Fiber-Optic Vector Skin Friction Systems for Cryogenic Shear Stress Measurements

Frequently Asked Questions

What are DirectShear sensors?

DirectShear sensors provide a direct measurement of the wall shear stress via MEMS transduction technologies, eliminating the limitations of the indirect methods and vastly improving the accuracy of the measured data, enabling engineers to better understand critical aerodynamic effects and design aircraft to fly more efficiently.

Why is directly measuring wall shear stress important?

Prior to the release of IC2’s DirectShear sensors, wall shear stress was traditionally difficult to measure.
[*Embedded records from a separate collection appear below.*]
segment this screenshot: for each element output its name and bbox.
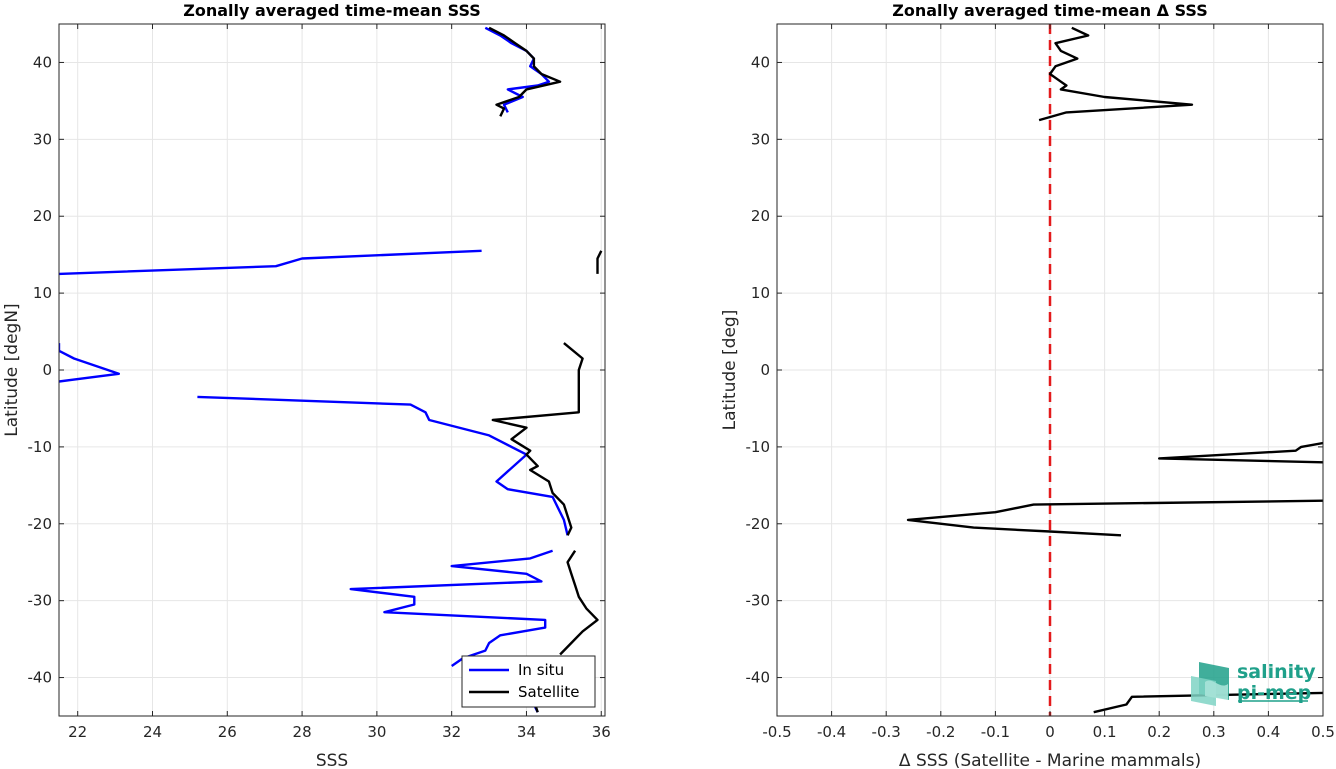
panel-sss: 22 24 26 28 30 32 34 36 -40 -30 -20 -10 0 10 20 30 40 Zon… [2,1,611,769]
x-tick-label: -0.5 [762,723,791,741]
y-tick-label: -40 [746,669,771,687]
y-tick-label: 40 [751,53,770,71]
y-tick-label: 0 [760,361,770,379]
x-tick-label: 28 [293,723,312,741]
y-tick-label: 30 [751,130,770,148]
x-tick-label: 24 [143,723,162,741]
series-line-delta [906,499,1323,537]
x-tick-label: 0.3 [1202,723,1226,741]
y-tick-label: -40 [28,669,53,687]
chart-title: Zonally averaged time-mean SSS [183,1,481,20]
x-tick-label: 0.2 [1147,723,1171,741]
y-tick-label: -20 [746,515,771,533]
x-tick-label: -0.4 [817,723,846,741]
y-tick-label: -30 [28,592,53,610]
logo-text-pimep: pi-mep [1237,682,1311,704]
data-layer [59,26,603,713]
x-axis-label: Δ SSS (Satellite - Marine mammals) [899,751,1201,769]
y-tick-label: 20 [33,207,52,225]
x-axis-label: SSS [316,751,348,769]
panel-delta: -0.5 -0.4 -0.3 -0.2 -0.1 0 0.1 0.2 0.3 0.4 0.5 -40 -… [720,1,1335,769]
legend-entry-label: In situ [518,661,564,679]
y-tick-label: 40 [33,53,52,71]
x-tick-label: 34 [517,723,536,741]
legend-entry-label: Satellite [518,683,579,701]
y-axis-label: Latitude [deg] [720,310,740,431]
legend-box [461,655,596,708]
x-tick-label: 26 [218,723,237,741]
x-tick-label: 36 [592,723,611,741]
logo-mark-shape [1205,680,1228,700]
x-tick-label: 32 [442,723,461,741]
x-tick-label: 30 [367,723,386,741]
x-tick-label: -0.3 [872,723,901,741]
series-line-satellite [596,250,603,274]
x-tick-label: 0.1 [1093,723,1117,741]
chart-title: Zonally averaged time-mean Δ SSS [892,1,1208,20]
series-line-satellite [491,342,584,536]
legend: In situ Satellite [461,655,596,708]
logo-text-salinity: salinity [1237,661,1316,683]
x-tick-label: 0.5 [1311,723,1335,741]
series-line-in-situ [59,343,121,383]
x-tick-label: 22 [68,723,87,741]
series-line-delta [1038,26,1194,122]
y-tick-label: -10 [28,438,53,456]
y-tick-label: 10 [751,284,770,302]
x-tick-label: 0.4 [1256,723,1280,741]
y-tick-label: -20 [28,515,53,533]
series-line-in-situ [349,549,553,667]
series-line-in-situ [59,249,482,276]
x-tick-label: -0.2 [926,723,955,741]
y-axis-label: Latitude [degN] [2,303,22,436]
series-line-satellite [488,26,562,117]
y-tick-label: -10 [746,438,771,456]
y-tick-label: -30 [746,592,771,610]
y-tick-label: 20 [751,207,770,225]
series-line-satellite [559,550,599,656]
y-tick-label: 0 [42,361,52,379]
y-tick-label: 30 [33,130,52,148]
y-tick-label: 10 [33,284,52,302]
x-tick-label: -0.1 [981,723,1010,741]
data-layer [906,24,1323,716]
series-line-delta [1157,441,1323,464]
x-tick-label: 0 [1045,723,1055,741]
Previous methods relied upon indirect approaches by measuring a different fluid property, such as heat transfer rate, and relating it back to shear stress empirically. That process usually requires making several assumptions and carefully controlling the environment, limiting the usefulness of these methods and the accuracy of the resulting data.
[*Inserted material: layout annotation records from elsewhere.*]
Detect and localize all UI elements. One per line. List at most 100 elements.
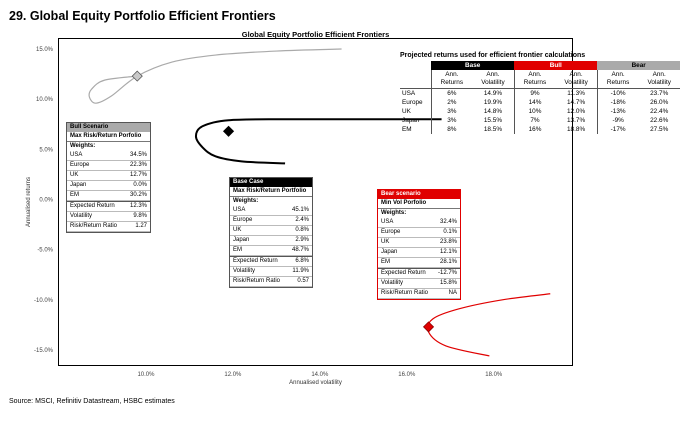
value-cell: 8% — [430, 125, 473, 134]
weight-country: UK — [381, 239, 390, 245]
weight-value: 0.0% — [133, 182, 147, 188]
scenario-header-base: Base — [431, 61, 515, 70]
stat-row: Expected Return -12.7% — [378, 268, 460, 279]
stat-value: 9.8% — [133, 213, 147, 219]
weight-country: USA — [70, 152, 83, 158]
bull-frontier-line — [88, 48, 342, 104]
value-cell: 18.8% — [567, 126, 586, 133]
weight-country: USA — [381, 219, 394, 225]
bear-frontier-line — [426, 293, 551, 357]
x-axis-label: Annualised volatility — [289, 380, 342, 386]
weight-country: Europe — [381, 229, 401, 235]
weights-label: Weights: — [233, 198, 259, 204]
y-tick-label: -10.0% — [34, 298, 54, 304]
value-cell: 13.7% — [567, 117, 586, 124]
stat-row: Expected Return 12.3% — [67, 201, 150, 212]
stat-label: Volatility — [233, 268, 256, 274]
bear-scenario-box: Bear scenario Min Vol Porfolio Weights: USA… — [377, 189, 461, 300]
weight-row: Europe 0.1% — [378, 228, 460, 238]
weight-row: Europe 22.3% — [67, 161, 150, 171]
projected-returns-title: Projected returns used for efficient fro… — [400, 52, 586, 59]
weight-value: 2.9% — [295, 237, 309, 243]
weight-value: 0.1% — [443, 229, 457, 235]
weight-row: Europe 2.4% — [230, 216, 312, 226]
stat-value: 15.8% — [439, 280, 457, 286]
weight-country: EM — [381, 259, 390, 265]
value-cell: 10% — [513, 107, 556, 116]
weight-row: USA 34.5% — [67, 151, 150, 161]
x-tick-label: 16.0% — [398, 372, 416, 378]
stat-row: Risk/Return Ratio NA — [378, 289, 460, 299]
box-subtitle: Min Vol Porfolio — [378, 199, 460, 209]
stat-row: Risk/Return Ratio 1.27 — [67, 222, 150, 232]
y-tick-label: 5.0% — [39, 147, 53, 153]
box-header: Bull Scenario — [67, 123, 150, 132]
col-header-volatility: Ann. Volatility — [472, 70, 515, 89]
weight-value: 30.2% — [129, 192, 147, 198]
value-cell: 22.4% — [650, 108, 669, 115]
weight-row: UK 23.8% — [378, 238, 460, 248]
stat-row: Volatility 9.8% — [67, 212, 150, 222]
value-cell: 26.0% — [650, 99, 669, 106]
y-tick-label: 15.0% — [36, 47, 54, 53]
value-cell: 22.6% — [650, 117, 669, 124]
page-title: 29. Global Equity Portfolio Efficient Fr… — [9, 9, 276, 23]
chart-frame — [58, 38, 573, 366]
box-subtitle: Max Risk/Return Portfolio — [230, 187, 312, 197]
weights-label: Weights: — [70, 143, 96, 149]
weight-value: 28.1% — [439, 259, 457, 265]
y-tick-label: 0.0% — [39, 197, 53, 203]
value-cell: 3% — [430, 116, 473, 125]
stat-row: Volatility 15.8% — [378, 279, 460, 289]
country-cell: USA — [402, 90, 416, 97]
stat-value: 6.8% — [295, 258, 309, 264]
weight-row: UK 12.7% — [67, 171, 150, 181]
value-cell: 16% — [513, 125, 556, 134]
value-cell: 14.7% — [567, 99, 586, 106]
weight-value: 12.1% — [439, 249, 457, 255]
weight-value: 0.8% — [295, 227, 309, 233]
value-cell: 23.7% — [650, 90, 669, 97]
stat-label: Risk/Return Ratio — [70, 223, 118, 229]
x-tick-label: 14.0% — [311, 372, 329, 378]
stat-label: Volatility — [381, 280, 404, 286]
weight-value: 12.7% — [129, 172, 147, 178]
weight-row: EM 48.7% — [230, 246, 312, 256]
weights-label: Weights: — [381, 210, 407, 216]
weight-row: EM 28.1% — [378, 258, 460, 268]
stat-label: Expected Return — [233, 258, 278, 264]
x-tick-label: 12.0% — [224, 372, 242, 378]
value-cell: 2% — [430, 98, 473, 107]
weight-country: EM — [70, 192, 79, 198]
stat-value: 12.3% — [129, 203, 147, 209]
value-cell: -9% — [596, 116, 639, 125]
table-row: EM 8% 18.5% 16% 18.8% -17% 27.5% — [400, 125, 680, 134]
weight-row: UK 0.8% — [230, 226, 312, 236]
value-cell: 18.5% — [483, 126, 502, 133]
weight-value: 2.4% — [295, 217, 309, 223]
weight-value: 48.7% — [291, 247, 309, 253]
box-header: Base Case — [230, 178, 312, 187]
weight-value: 34.5% — [129, 152, 147, 158]
weight-country: USA — [233, 207, 246, 213]
value-cell: 11.3% — [567, 90, 585, 97]
col-header-volatility: Ann. Volatility — [555, 70, 598, 89]
source-note: Source: MSCI, Refinitiv Datastream, HSBC… — [9, 398, 175, 405]
weight-country: UK — [233, 227, 242, 233]
value-cell: 3% — [430, 107, 473, 116]
table-row: Europe 2% 19.9% 14% 14.7% -18% 26.0% — [400, 98, 680, 107]
weight-value: 22.3% — [129, 162, 147, 168]
projected-returns-table: Base Bull Bear Ann. Returns Ann. Volatility A… — [400, 61, 680, 134]
stat-label: Expected Return — [70, 203, 115, 209]
base-optimal-marker — [222, 125, 235, 137]
stat-row: Expected Return 6.8% — [230, 256, 312, 267]
bull-scenario-box: Bull Scenario Max Risk/Return Porfolio Wei… — [66, 122, 151, 233]
stat-value: 0.57 — [297, 278, 309, 284]
value-cell: 15.5% — [483, 117, 502, 124]
bear-optimal-marker — [422, 321, 435, 333]
weight-country: Japan — [233, 237, 250, 243]
value-cell: 14.8% — [483, 108, 502, 115]
value-cell: -17% — [596, 125, 639, 134]
header-spacer — [400, 61, 431, 70]
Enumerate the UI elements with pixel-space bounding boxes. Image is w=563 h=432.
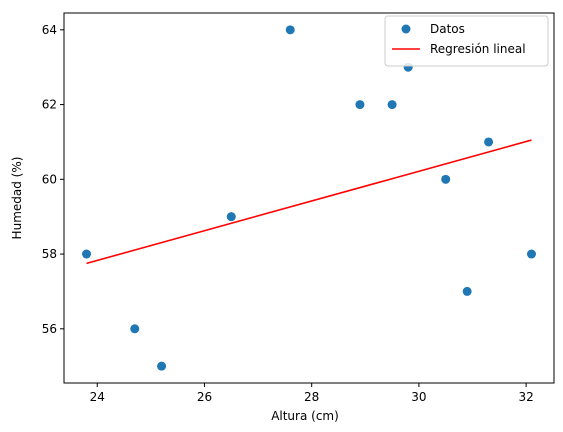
data-point	[441, 174, 451, 184]
x-tick-label: 30	[411, 390, 426, 404]
legend-marker-datos	[401, 24, 411, 34]
data-point	[130, 324, 140, 334]
legend: Datos Regresión lineal	[384, 15, 549, 67]
data-point	[526, 249, 536, 259]
data-points	[82, 25, 536, 371]
regression-line-layer	[86, 139, 532, 265]
data-point	[285, 25, 295, 35]
legend-label-datos: Datos	[430, 22, 465, 36]
regression-line	[86, 139, 532, 265]
data-point	[355, 100, 365, 110]
legend-label-regresion: Regresión lineal	[430, 42, 526, 56]
data-point	[157, 361, 167, 371]
y-tick-label: 60	[42, 172, 57, 186]
y-tick-label: 58	[42, 247, 57, 261]
y-tick-label: 56	[42, 322, 57, 336]
legend-box	[384, 15, 549, 67]
x-axis-label: Altura (cm)	[271, 409, 339, 423]
data-point	[387, 100, 397, 110]
data-point	[226, 212, 236, 222]
x-tick-label: 32	[518, 390, 533, 404]
y-tick-label: 64	[42, 23, 57, 37]
data-point	[82, 249, 92, 259]
x-tick-label: 24	[90, 390, 105, 404]
x-axis-ticks: 24 26 28 30 32	[90, 383, 534, 404]
data-point	[484, 137, 494, 147]
x-tick-label: 26	[197, 390, 212, 404]
axes-frame	[63, 12, 555, 384]
x-tick-label: 28	[304, 390, 319, 404]
data-point	[462, 286, 472, 296]
y-axis-label: Humedad (%)	[10, 157, 24, 240]
y-axis-ticks: 56 58 60 62 64	[42, 23, 64, 336]
y-tick-label: 62	[42, 98, 57, 112]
What is the typical application for DirectShear-Optical Sensors?

DirectShear-Optical Sensors are typically used in wind tunnel testing applications. Optical models are designed specifically for high-temperature and harsh environments.
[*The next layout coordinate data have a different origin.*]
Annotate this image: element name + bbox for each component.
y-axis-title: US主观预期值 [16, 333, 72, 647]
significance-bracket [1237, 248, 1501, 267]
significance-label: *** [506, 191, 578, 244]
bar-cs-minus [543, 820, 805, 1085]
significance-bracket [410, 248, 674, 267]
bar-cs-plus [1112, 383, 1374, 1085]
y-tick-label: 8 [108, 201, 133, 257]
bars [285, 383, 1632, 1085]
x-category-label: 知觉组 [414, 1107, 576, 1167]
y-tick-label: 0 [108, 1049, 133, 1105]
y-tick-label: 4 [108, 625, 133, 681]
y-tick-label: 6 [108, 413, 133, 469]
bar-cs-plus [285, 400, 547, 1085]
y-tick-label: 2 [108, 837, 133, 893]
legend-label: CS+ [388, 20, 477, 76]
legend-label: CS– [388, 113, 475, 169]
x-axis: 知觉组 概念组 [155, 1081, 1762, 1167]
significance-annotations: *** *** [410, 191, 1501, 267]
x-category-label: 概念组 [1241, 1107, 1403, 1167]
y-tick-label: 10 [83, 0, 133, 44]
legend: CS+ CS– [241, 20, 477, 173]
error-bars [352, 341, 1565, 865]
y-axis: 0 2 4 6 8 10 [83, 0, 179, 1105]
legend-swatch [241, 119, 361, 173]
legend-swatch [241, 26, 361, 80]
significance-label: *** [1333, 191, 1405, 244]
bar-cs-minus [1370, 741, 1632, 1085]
What is the operating temperature range for DirectShear Sensors?

DirectShear and DirectShear-2D models are specified for 0-50°C operating temperature. DirectShear-Optical sensors have an operating range of 0-400°C.

How long is the cable coming off the back of the sensor?

The cable is 2m built into the sensor which is not removable. An additional patch cable may be purchased separately to extend the length of the cable.

Does each sensor need its own control unit?

Yes. Each sensor requires a dedicated control unit and each unit supports a single sensor at a time; however, multiple sensors can be paired with a single control unit in cases where spares or different sensor types are desired. Engineering services are available for customers who desire custom configurations of control units to support multiple sensors.

How do acceleration forces affect the sensor?

The sensor can survive large accelerations; more than 200g. The floating element’s small size and mass limit any significant inertial loads. However, accelerations will affect the output of the sensor. To account for acceleration, an additional accelerometer should be placed near the DirectShear sensor and the coherent power between the DirectShear sensor and the accelerometer should be subtracted from the measurement. IC2 provides the acceleration sensitivity data in the calibration packet included with each sensor purchase. IC2 is currently working on a future generation of the sensor that will compensate for acceleration automatically. Please contact IC2 for additional information regarding acceleration compensation.

Are DirectShear Sensors NIST traceable?

IC2 currently calibrates the dynamic response of its sensors in an acoustic plane wave tube and is working on a new Mean Shear Facility for improved calibration capabilities. DirectShear sensor calibrations are not NIST traceable because no standard yet exists. Our DirectShear sensor is the first of its kind on the market that makes this measurement. It is in our purview and we have had discussions with NIST about creating a standard.

How is the sensor typically mounted to the wall of a test section?

The sensor head may be placed in any known angular orientation with respect to the sensing axes. Angular misalignment during installation can result in increased uncertainty due to cross-axis sensitivity. Installation of the sensor head with the alignment key on the upstream side ensures alignment with the critical sensing axis. The sensor head should be inserted until the surface of the sensor head is flush with the facility wall. Proper design of the sensor installation port will provide repeatable installation depths and alignment via use of the shoulder and alignment key on the sensor head. Please contact IC2 for support with sensor installation.

How cautious should I be when handling the sensor?

The sensing element (the front face) is extremely fragile. Any physical contact with the exposed sensing element can cause damage to the sensor. A protective cap is provided for handling purposes and should be used to keep the sensor face covered at all times when not in use. Proper sensor cleaning procedures are outlined in the provided User Manual.